The creation of a Ukrainian-Polish-Lithuanian peacekeeping brigade is an attempt by the West to woo former post-Soviet countries while not formally admitting them to NATO, a Russian analyst said Tuesday.
The Ukrainian, Polish and Lithuanian defense ministers on Monday signed a letter stating their plans to form a joint peacekeeping brigade, LitPolUkrBrig.
Fyodor Lukyanov, editor-in-chief of Russia in Global Affairs magazine, said "the Europeans and Americans do not want to alienate Ukraine, Georgia and other countries, and they are looking for options intended to symbolize engagement" now that the issue of their admission to NATO has been frozen.
Polish Deputy Defense Minister Stanislaw Komorowski annouced the creation of a joint brigade at the seventh Informal High-Level NATO-Ukraine consultations with the participation of defense ministers and other senior officials from Ukraine and NATO countries.
"We have signed a letter spelling out our plans to form a Ukrainian-Polish-Lithuanian brigade. Lithuanian Defense Minister Rasa Jukneviciene, Polish Defense Minister Stanislaw Komarowski and I have signed it," Ukraine's acting defense minister, Valeriy Ivaschenko, told the media in Brussels.
Media reports said other countries were free to join the trilateral agreement.
"It is a kind of military analogue of Eastern Partnership in the trade and economic sphere," Lukyanov said. "This brigade is an attempt to show, 'we cannot admit you to NATO, but we remember you.'"

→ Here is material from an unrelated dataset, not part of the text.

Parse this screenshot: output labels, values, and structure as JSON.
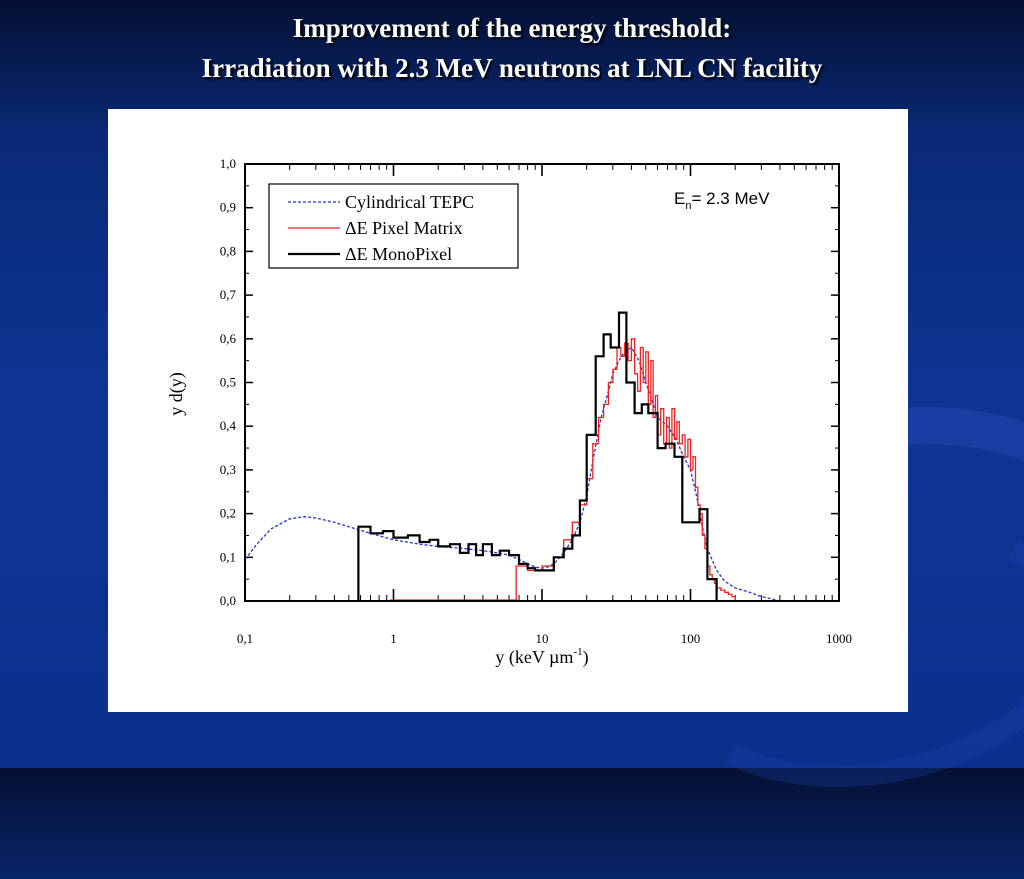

"Such organizations tie the Ukrainian elite even closer to all sorts of Euro-Atlantic structures," he said.
Ukraine has been pursuing NATO membership since pro-Western Yushchenko was inaugurated in January 2005.
Ukraine and Georgia's NATO bids were strongly backed by the administration of U.S. President George W. Bush, but were turned down due to pressure from Germany and France at a 2008 NATO summit in Bucharest.
However, NATO has stated that the two countries will join at an unspecified date in the future.
Both countries have also been included in the alliance's Partnership for Peace program, aimed at allowing "partner countries to build up an individual relationship with NATO, choosing their own priorities for cooperation."